Traditionally, diagnostic medical procedures are performed in labs, not in operating rooms. But medical specialists are beginning to move these procedures to sterile ORs in a coordinated effort to let real-time imaging inform surgery. With this approach, patients spend less time on the operating table and in recovery.
The strategy is good for a hospital’s bottom line, too. Though one hybrid operating suite may cost several million dollars, hospitals are able to schedule more procedures per day. Getting healthy patients out the door also reduces costs and the chance of hospital infections.
“So many hospitals are interested now. It is still very much a new concept,” said Ross Cole, a principal at BAM Studio in Manhattan. At Yale New Haven Hospital, BAM designed a Class C hybrid OR for the hospital’s pediatric catheterization lab. The lab’s control room is open to the main OR, allowing the space to feel larger and encouraging natural conversation without microphones or speakers between technicians and surgeons.
Beyond the latest technology, the space integrates materials that are more pleasing. Frosted glass shields the ugly plastic bins ubiquitous in most hospitals. New LED surgical lights are more maneuverable and give off less heat than fluorescents, and a perimeter band of LEDs can be changed according to patient preference. “It helps make the patient feel a little more in control of their environment,” said Cole.

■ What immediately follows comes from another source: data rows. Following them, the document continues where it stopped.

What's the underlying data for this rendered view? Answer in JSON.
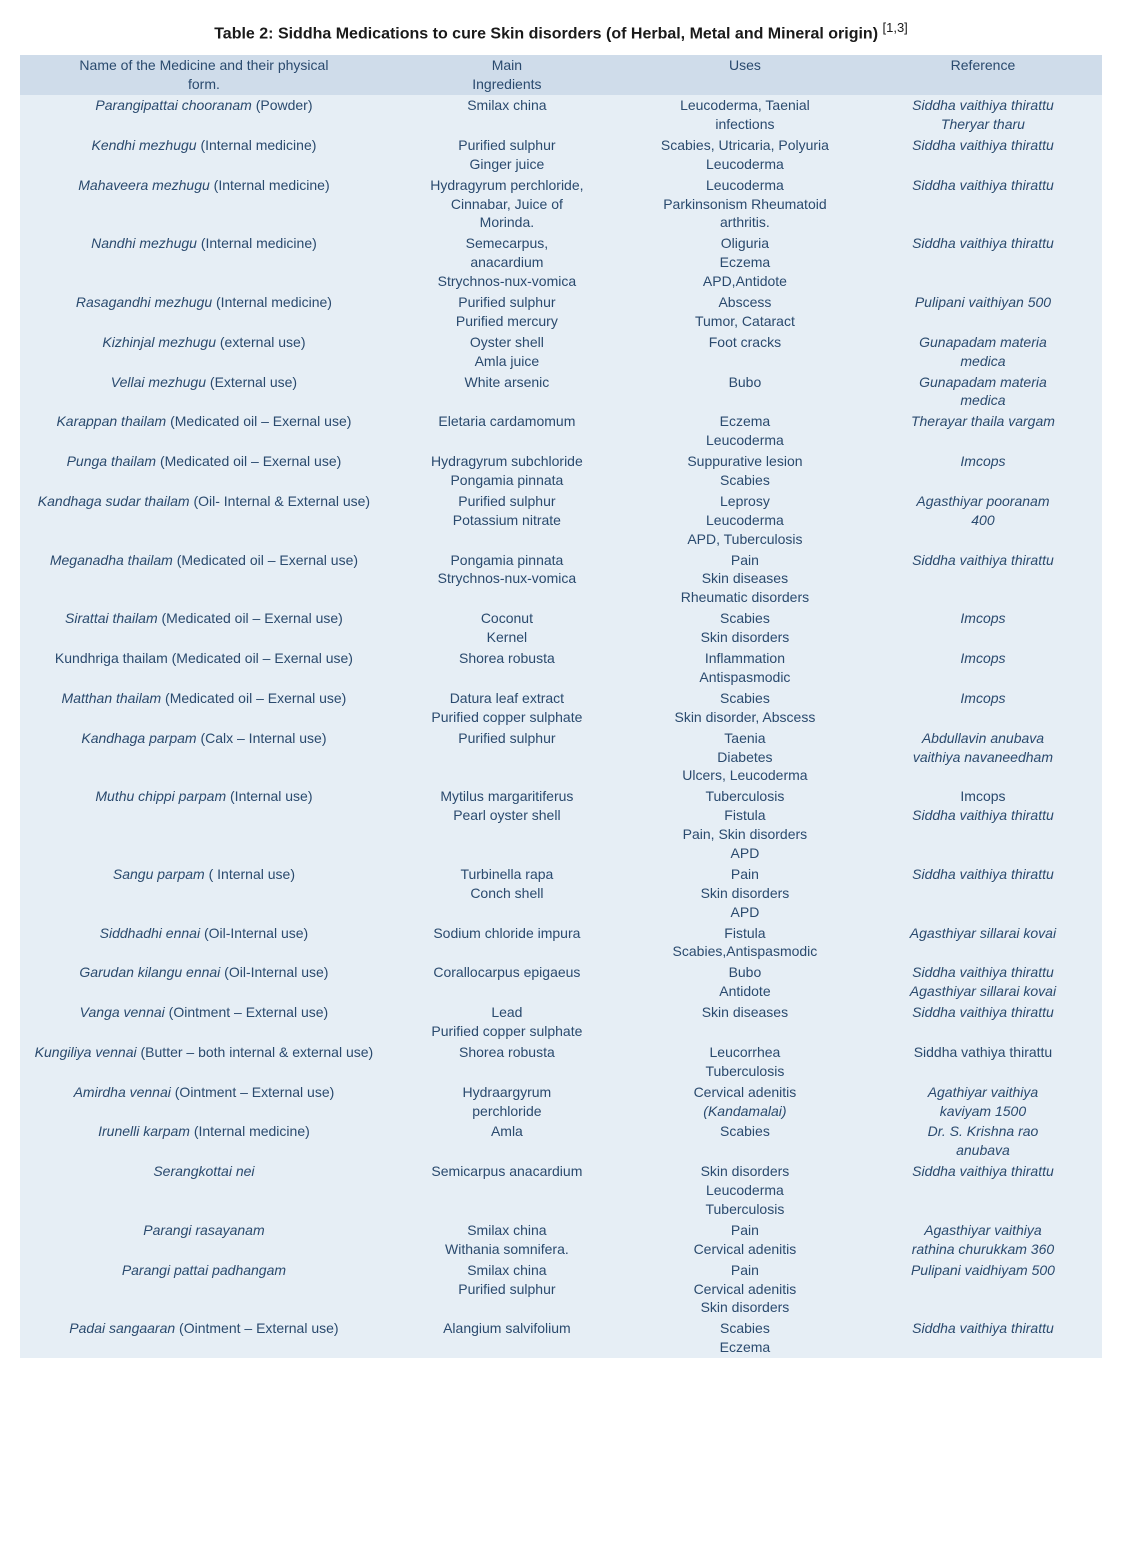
{
  "title_main": "Table 2: Siddha Medications to cure Skin disorders (of Herbal, Metal and Mineral origin)",
  "title_cite": "[1,3]",
  "colors": {
    "header_bg": "#cfdcea",
    "body_bg": "#e6eef5",
    "text": "#2a4a6e",
    "title_text": "#1a1a1a"
  },
  "headers": {
    "col1_line1": "Name of the Medicine and their physical",
    "col1_line2": "form.",
    "col2_line1": "Main",
    "col2_line2": "Ingredients",
    "col3": "Uses",
    "col4": "Reference"
  },
  "rows": [
    {
      "name_italic": "Parangipattai chooranam",
      "name_plain": " (Powder)",
      "ingredients": [
        "Smilax china"
      ],
      "uses": [
        "Leucoderma, Taenial",
        "infections"
      ],
      "reference": [
        "Siddha vaithiya thirattu",
        "Theryar tharu"
      ],
      "ref_italic": true
    },
    {
      "name_italic": "Kendhi mezhugu",
      "name_plain": " (Internal medicine)",
      "ingredients": [
        "Purified sulphur",
        "Ginger juice"
      ],
      "uses": [
        "Scabies, Utricaria, Polyuria",
        "Leucoderma"
      ],
      "reference": [
        "Siddha vaithiya thirattu"
      ],
      "ref_italic": true
    },
    {
      "name_italic": "Mahaveera mezhugu",
      "name_plain": " (Internal medicine)",
      "ingredients": [
        "Hydragyrum perchloride,",
        "Cinnabar, Juice of",
        "Morinda."
      ],
      "uses": [
        "Leucoderma",
        "Parkinsonism Rheumatoid",
        "arthritis."
      ],
      "reference": [
        "Siddha vaithiya thirattu"
      ],
      "ref_italic": true
    },
    {
      "name_italic": "Nandhi mezhugu",
      "name_plain": " (Internal medicine)",
      "ingredients": [
        "Semecarpus,",
        "anacardium",
        "Strychnos-nux-vomica"
      ],
      "uses": [
        "Oliguria",
        "Eczema",
        "APD,Antidote"
      ],
      "reference": [
        "Siddha vaithiya thirattu"
      ],
      "ref_italic": true
    },
    {
      "name_italic": "Rasagandhi mezhugu",
      "name_plain": " (Internal medicine)",
      "ingredients": [
        "Purified sulphur",
        "Purified mercury"
      ],
      "uses": [
        "Abscess",
        "Tumor, Cataract"
      ],
      "reference": [
        "Pulipani vaithiyan 500"
      ],
      "ref_italic": true
    },
    {
      "name_italic": "Kizhinjal mezhugu",
      "name_plain": " (external use)",
      "ingredients": [
        "Oyster shell",
        "Amla juice"
      ],
      "uses": [
        "Foot cracks"
      ],
      "reference": [
        "Gunapadam materia",
        "medica"
      ],
      "ref_italic": true
    },
    {
      "name_italic": "Vellai mezhugu",
      "name_plain": " (External use)",
      "ingredients": [
        "White arsenic"
      ],
      "uses": [
        "Bubo"
      ],
      "reference": [
        "Gunapadam materia",
        "medica"
      ],
      "ref_italic": true
    },
    {
      "name_italic": "Karappan thailam",
      "name_plain": " (Medicated oil – Exernal use)",
      "name_wrap": true,
      "ingredients": [
        "Eletaria cardamomum"
      ],
      "uses": [
        "Eczema",
        "Leucoderma"
      ],
      "reference": [
        "Therayar thaila vargam"
      ],
      "ref_italic": true
    },
    {
      "name_italic": "Punga thailam",
      "name_plain": " (Medicated oil – Exernal use)",
      "ingredients": [
        "Hydragyrum subchloride",
        "Pongamia pinnata"
      ],
      "uses": [
        "Suppurative lesion",
        "Scabies"
      ],
      "reference": [
        "Imcops"
      ],
      "ref_italic": true
    },
    {
      "name_italic": "Kandhaga sudar thailam",
      "name_plain": " (Oil- Internal & External use)",
      "name_wrap": true,
      "ingredients": [
        "Purified sulphur",
        "Potassium nitrate"
      ],
      "uses": [
        "Leprosy",
        "Leucoderma",
        "APD, Tuberculosis"
      ],
      "reference": [
        "Agasthiyar pooranam",
        "400"
      ],
      "ref_italic": true
    },
    {
      "name_italic": "Meganadha thailam",
      "name_plain": " (Medicated oil – Exernal use)",
      "name_wrap": true,
      "ingredients": [
        "Pongamia pinnata",
        "Strychnos-nux-vomica"
      ],
      "uses": [
        "Pain",
        "Skin diseases",
        "Rheumatic disorders"
      ],
      "reference": [
        "Siddha vaithiya thirattu"
      ],
      "ref_italic": true
    },
    {
      "name_italic": "Sirattai thailam",
      "name_plain": " (Medicated oil – Exernal use)",
      "ingredients": [
        "Coconut",
        "Kernel"
      ],
      "uses": [
        "Scabies",
        "Skin disorders"
      ],
      "reference": [
        "Imcops"
      ],
      "ref_italic": true
    },
    {
      "name_italic": "",
      "name_plain": "Kundhriga thailam (Medicated oil – Exernal use)",
      "name_wrap": true,
      "ingredients": [
        "Shorea robusta"
      ],
      "uses": [
        "Inflammation",
        "Antispasmodic"
      ],
      "reference": [
        "Imcops"
      ],
      "ref_italic": true
    },
    {
      "name_italic": "Matthan thailam",
      "name_plain": " (Medicated oil – Exernal use)",
      "name_wrap": true,
      "ingredients": [
        "Datura leaf extract",
        "Purified copper sulphate"
      ],
      "uses": [
        "Scabies",
        "Skin disorder, Abscess"
      ],
      "reference": [
        "Imcops"
      ],
      "ref_italic": true
    },
    {
      "name_italic": "Kandhaga parpam",
      "name_plain": " (Calx – Internal use)",
      "ingredients": [
        "Purified sulphur"
      ],
      "uses": [
        "Taenia",
        "Diabetes",
        "Ulcers, Leucoderma"
      ],
      "reference": [
        "Abdullavin anubava",
        "vaithiya navaneedham"
      ],
      "ref_italic": true
    },
    {
      "name_italic": "Muthu chippi parpam",
      "name_plain": " (Internal use)",
      "ingredients": [
        "Mytilus margaritiferus",
        "Pearl oyster shell"
      ],
      "uses": [
        "Tuberculosis",
        "Fistula",
        "Pain, Skin disorders",
        "APD"
      ],
      "reference": [
        "Imcops",
        "Siddha vaithiya thirattu"
      ],
      "ref_mixed": true
    },
    {
      "name_italic": "Sangu parpam",
      "name_plain": " ( Internal use)",
      "ingredients": [
        "Turbinella rapa",
        "Conch shell"
      ],
      "uses": [
        "Pain",
        "Skin disorders",
        "APD"
      ],
      "reference": [
        "Siddha vaithiya thirattu"
      ],
      "ref_italic": true
    },
    {
      "name_italic": "Siddhadhi ennai",
      "name_plain": " (Oil-Internal use)",
      "ingredients": [
        "Sodium chloride impura"
      ],
      "uses": [
        "Fistula",
        "Scabies,Antispasmodic"
      ],
      "reference": [
        "Agasthiyar sillarai kovai"
      ],
      "ref_italic": true
    },
    {
      "name_italic": "Garudan kilangu ennai",
      "name_plain": " (Oil-Internal use)",
      "ingredients": [
        "Corallocarpus epigaeus"
      ],
      "uses": [
        "Bubo",
        "Antidote"
      ],
      "reference": [
        "Siddha vaithiya thirattu",
        "Agasthiyar sillarai kovai"
      ],
      "ref_italic": true
    },
    {
      "name_italic": "Vanga vennai",
      "name_plain": " (Ointment – External use)",
      "ingredients": [
        "Lead",
        "Purified copper sulphate"
      ],
      "uses": [
        "Skin diseases"
      ],
      "reference": [
        "Siddha vaithiya thirattu"
      ],
      "ref_italic": true
    },
    {
      "name_italic": "Kungiliya vennai",
      "name_plain": " (Butter – both internal & external use)",
      "name_wrap": true,
      "ingredients": [
        "Shorea robusta"
      ],
      "uses": [
        "Leucorrhea",
        "Tuberculosis"
      ],
      "reference": [
        "Siddha vathiya thirattu"
      ],
      "ref_italic": false
    },
    {
      "name_italic": "Amirdha vennai",
      "name_plain": " (Ointment – External use)",
      "ingredients": [
        "Hydraargyrum",
        "perchloride"
      ],
      "uses": [
        "Cervical adenitis",
        "(Kandamalai)"
      ],
      "uses_italic_idx": 1,
      "reference": [
        "Agathiyar vaithiya",
        "kaviyam 1500"
      ],
      "ref_italic": true
    },
    {
      "name_italic": "Irunelli karpam",
      "name_plain": " (Internal medicine)",
      "ingredients": [
        "Amla"
      ],
      "uses": [
        "Scabies"
      ],
      "reference": [
        "Dr. S. Krishna rao",
        "anubava"
      ],
      "ref_italic": true
    },
    {
      "name_italic": "Serangkottai nei",
      "name_plain": "",
      "ingredients": [
        "Semicarpus anacardium"
      ],
      "uses": [
        "Skin disorders",
        "Leucoderma",
        "Tuberculosis"
      ],
      "reference": [
        "Siddha vaithiya thirattu"
      ],
      "ref_italic": true
    },
    {
      "name_italic": "Parangi rasayanam",
      "name_plain": "",
      "ingredients": [
        "Smilax china",
        "Withania somnifera."
      ],
      "uses": [
        "Pain",
        "Cervical adenitis"
      ],
      "reference": [
        "Agasthiyar vaithiya",
        "rathina churukkam 360"
      ],
      "ref_italic": true
    },
    {
      "name_italic": "Parangi pattai padhangam",
      "name_plain": "",
      "ingredients": [
        "Smilax china",
        "Purified sulphur"
      ],
      "uses": [
        "Pain",
        "Cervical adenitis",
        "Skin disorders"
      ],
      "reference": [
        "Pulipani vaidhiyam 500"
      ],
      "ref_italic": true
    },
    {
      "name_italic": "Padai sangaaran",
      "name_plain": " (Ointment – External use)",
      "ingredients": [
        "Alangium salvifolium"
      ],
      "uses": [
        "Scabies",
        "Eczema"
      ],
      "reference": [
        "Siddha vaithiya thirattu"
      ],
      "ref_italic": true
    }
  ]
}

The University of Michigan’s new children’s and women’s hospitals will have a hybrid OR for neurosurgery designed by Detroit-based SmithGroup Health Studio. The project shows how much of a hybrid OR’s design is driven by equipment according to Ann Kenyon, who co-leads the Health Studio. An IMRIS MR machine docked in a room adjacent to the OR will move along ceiling-mounted rails should the surgical team want to examine a patient’s brain immediately following a procedure. Previously, a patient would be sent to recovery, then to diagnostic testing weeks later to examine results.
Upfront costs are still the largest deterrent for many institutions. Depending on the amount of infrastructure in place, projects can cost $1,000 per square foot without equipment, versus the $600 per square foot average for most hospital projects. Space is also a concern. A code-compliant OR can be as small as 400 square feet, but most hybrid spaces are closer to 1,000 square feet because of equipment, which also necessitates greater floor-to-floor heights and large column-free spaces. Some imaging equipment requires structural isolation to prevent vibrations.
Institutional reluctance is another challenge. Doctors and U.S. healthcare regulators often prefer a tried-and-true approach. So far, most American hybrid ORs are affiliated with research institutions. In Europe, acceptance has been greater, perhaps because of regulatory issues more conducive to change. “When you talk with Philips, Siemens, or GE, the first thing they do is talk to you about what they did in Europe,” said Cole.
Along with medical technology innovators, product makers are advancing hospital design. Last year Michael Graves collaborated with medical equipment manufacturer Stryker on a new line of healthcare furniture including patient room tables and chairs. Kvadrat, Carnegie, and Armstrong are all expanding lines for healthcare that include new bacterial- and slip-resistant materials, not to mention new colorways and finish options.
After completing BAM’s Yale project, one head nurse told Cole that anesthesiologists had been using less medicine on adult patients. “They didn’t need anesthesia to get them past that apprehension point,” said Cole. Concrete numerical evidence about the hybrid OR’s efficacy is still being collected, but the best measure may be anecdotal.